17 In veel landen kent men sociale voorzieningen om personen te helpen die materiële ondersteuning nodig hebben. Er is niets mis aan zulke bijstand voor een christen, mits hij ervoor in aanmerking komt. De waarheid met onze naaste spreken houdt in dat we geen valse of misleidende informatie aan de autoriteiten verschaffen om sociale bijstand te ontvangen.
Zegeningen door eerlijk te zijn
18-20. Wat zijn de zegeningen als we eerlijk zijn tegenover onze naaste?
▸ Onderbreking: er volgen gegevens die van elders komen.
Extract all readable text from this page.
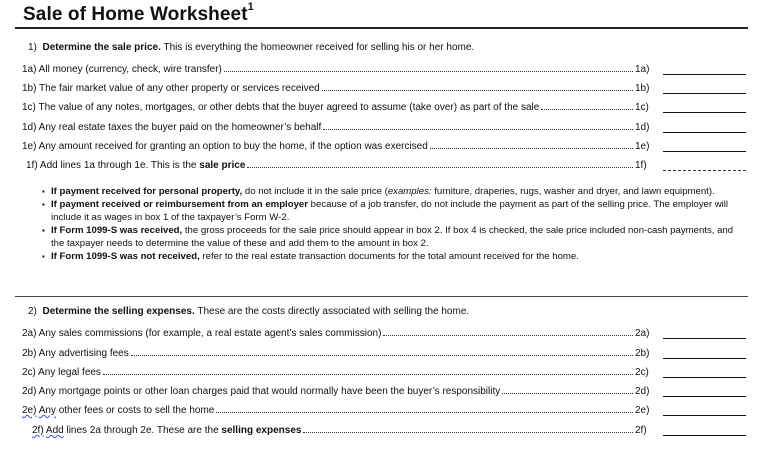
Sale of Home Worksheet$^1$
1) Determine the sale price. This is everything the homeowner received for selling his or her home.
1a) All money (currency, check, wire transfer)	1a)
1b) The fair market value of any other property or services received	1b)
1c) The value of any notes, mortgages, or other debts that the buyer agreed to assume (take over) as part of the sale	1c)
1d) Any real estate taxes the buyer paid on the homeowner’s behalf	1d)
1e) Any amount received for granting an option to buy the home, if the option was exercised	1e)
1f) Add lines 1a through 1e. This is the sale price	1f)
▪ If payment received for personal property, do not include it in the sale price (examples: furniture, draperies, rugs, washer and dryer, and lawn equipment).
▪ If payment received or reimbursement from an employer because of a job transfer, do not include the payment as part of the selling price. The employer will include it as wages in box 1 of the taxpayer’s Form W-2.
▪ If Form 1099-S was received, the gross proceeds for the sale price should appear in box 2. If box 4 is checked, the sale price included non-cash payments, and the taxpayer needs to determine the value of these and add them to the amount in box 2.
▪ If Form 1099-S was not received, refer to the real estate transaction documents for the total amount received for the home.
2) Determine the selling expenses. These are the costs directly associated with selling the home.
2a) Any sales commissions (for example, a real estate agent’s sales commission)	2a)
2b) Any advertising fees	2b)
2c) Any legal fees	2c)
2d) Any mortgage points or other loan charges paid that would normally have been the buyer’s responsibility	2d)
2e) Any other fees or costs to sell the home	2e)
2f) Add lines 2a through 2e. These are the selling expenses	2f)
18 De zegeningen wegens eerlijkheid zijn talrijk. We houden een rein geweten, wat ons gemoedsrust en een kalm hart geeft (Spr. 14:30; Fil. 4:6, 7). Een rein geweten is van grote waarde in de ogen van God. En als we in alle dingen eerlijk zijn, hoeven we ook niet bang te zijn dat we door mensen betrapt worden (1 Tim. 5:24).
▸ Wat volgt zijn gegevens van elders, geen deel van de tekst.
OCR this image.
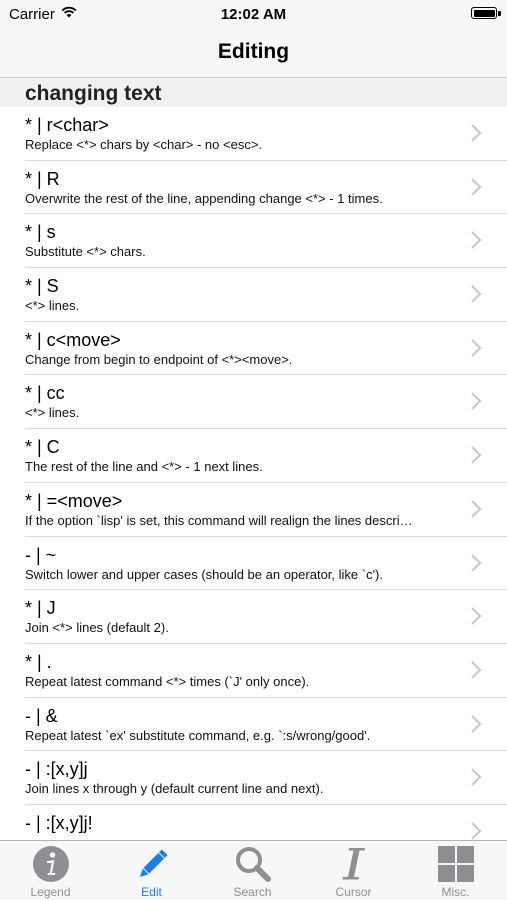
Carrier	12:02 AM
Editing
changing text
* | r<char>
Replace <*> chars by <char> - no <esc>.
* | R
Overwrite the rest of the line, appending change <*> - 1 times.
* | s
Substitute <*> chars.
* | S
<*> lines.
* | c<move>
Change from begin to endpoint of <*><move>.
* | cc
<*> lines.
* | C
The rest of the line and <*> - 1 next lines.
* | =<move>
If the option `lisp' is set, this command will realign the lines descri…
- | ~
Switch lower and upper cases (should be an operator, like `c').
* | J
Join <*> lines (default 2).
* | .
Repeat latest command <*> times (`J' only once).
- | &
Repeat latest `ex' substitute command, e.g. `:s/wrong/good'.
- | :[x,y]j
Join lines x through y (default current line and next).
- | :[x,y]j!
Legend	Edit	Search	Cursor	Misc.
19 Er is nog een manier waarop we gezegend worden. Paulus zei: „In elk opzicht bevelen wij ons als Gods dienaren aan: (...) door waarachtige woorden” (2 Kor. 6:4, 7). Dat bleek beslist zo te zijn in het geval van een Getuige die in Groot-Brittannië woont. Toen hij een auto wilde verkopen aan een aspirant-koper, noemde hij alle goede punten maar ook wat eraan mankeerde, met inbegrip van de zwakke punten die niet te zien waren. Na de auto meegenomen te hebben voor een proefrit vroeg de koper aan de broeder of hij een van Jehovah’s Getuigen was. Hoe was hij tot die conclusie gekomen? De eerlijkheid van de broeder was de man opgevallen en ook zijn nette uiterlijk. Het gesprek dat daarop volgde, leidde tot een fijn getuigenis.
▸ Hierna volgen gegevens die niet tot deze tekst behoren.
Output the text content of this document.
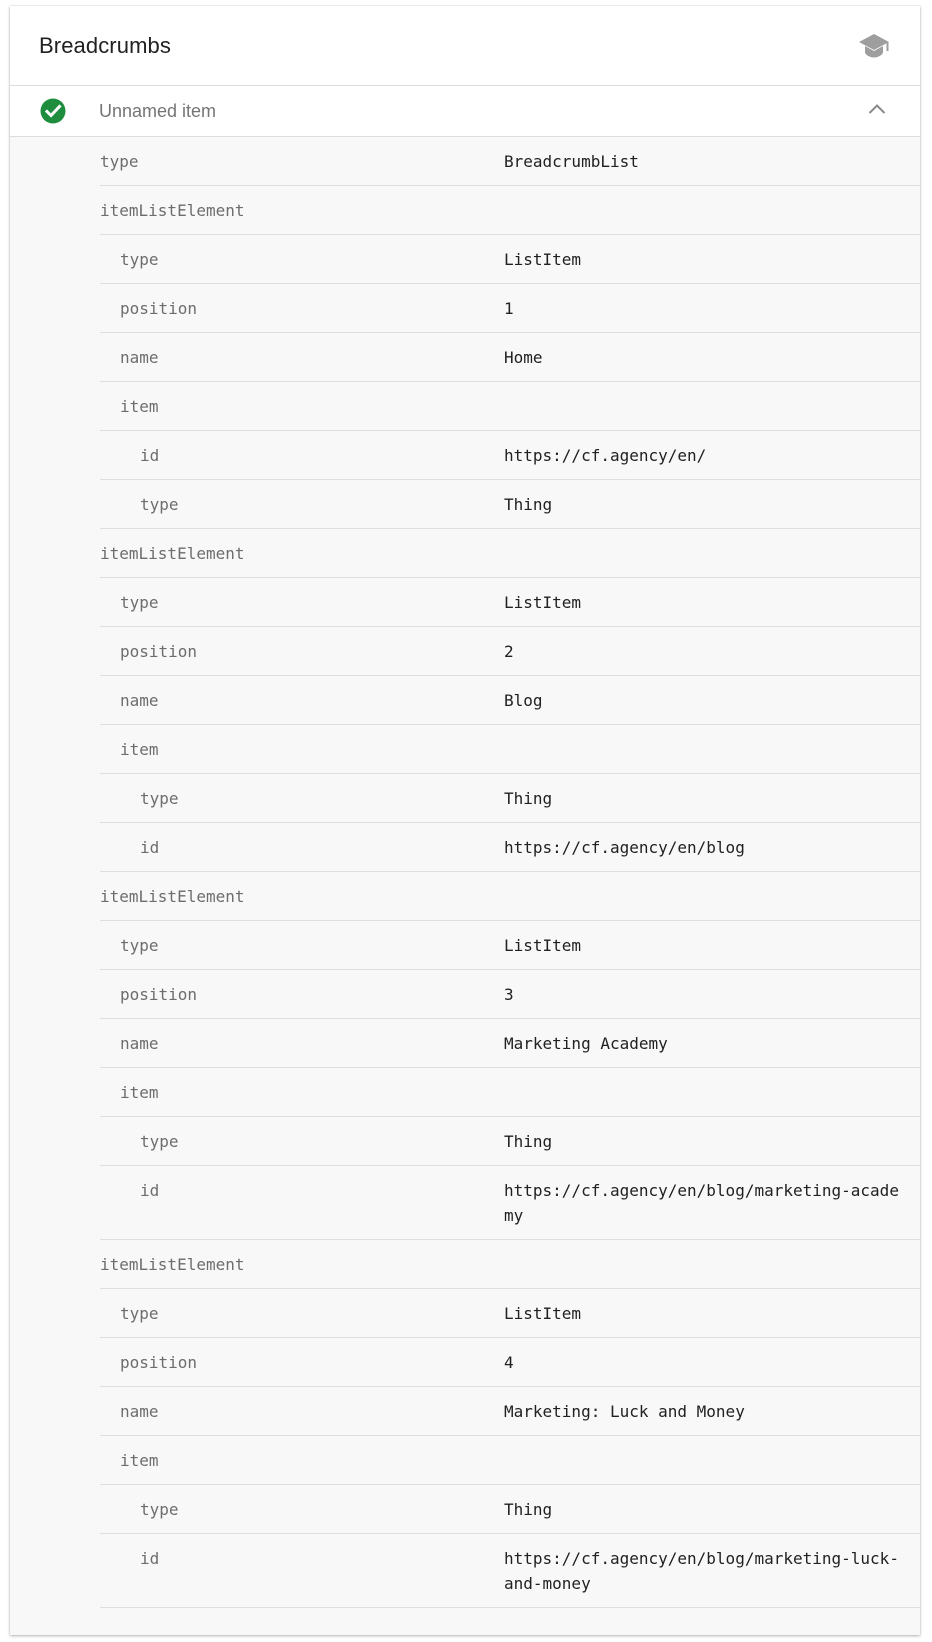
Breadcrumbs
Unnamed item
type	BreadcrumbList
itemListElement
type	ListItem
position	1
name	Home
item
id	https://cf.agency/en/
type	Thing
itemListElement
type	ListItem
position	2
name	Blog
item
type	Thing
id	https://cf.agency/en/blog
itemListElement
type	ListItem
position	3
name	Marketing Academy
item
type	Thing
id	https://cf.agency/en/blog/marketing-academy
itemListElement
type	ListItem
position	4
name	Marketing: Luck and Money
item
type	Thing
id	https://cf.agency/en/blog/marketing-luck-and-money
20 Strekken wij onze Schepper ook tot lof door onze hoge moraal? Paulus zei: „Wij hebben gebroken met de achterbakse dingen waarover men zich dient te schamen, daar wij niet met listigheid wandelen” (2 Kor. 4:2). Laten we dus ons uiterste best doen om de waarheid te spreken met onze naaste. Op die manier zullen we onze hemelse Vader en zijn volk tot eer strekken.
Wat zou je antwoorden?
• Wie is onze naaste?
• Wat wil het zeggen de waarheid te spreken met onze naaste?
• Hoe kan eerlijkheid God tot heerlijkheid strekken?
• Welke zegeningen vloeien uit eerlijkheid voort?
[Illustratie op blz. 17]
Geef je kleine fouten ronduit toe?
[Illustratie op blz. 18]
Spreek je de waarheid als je solliciteert naar een baan?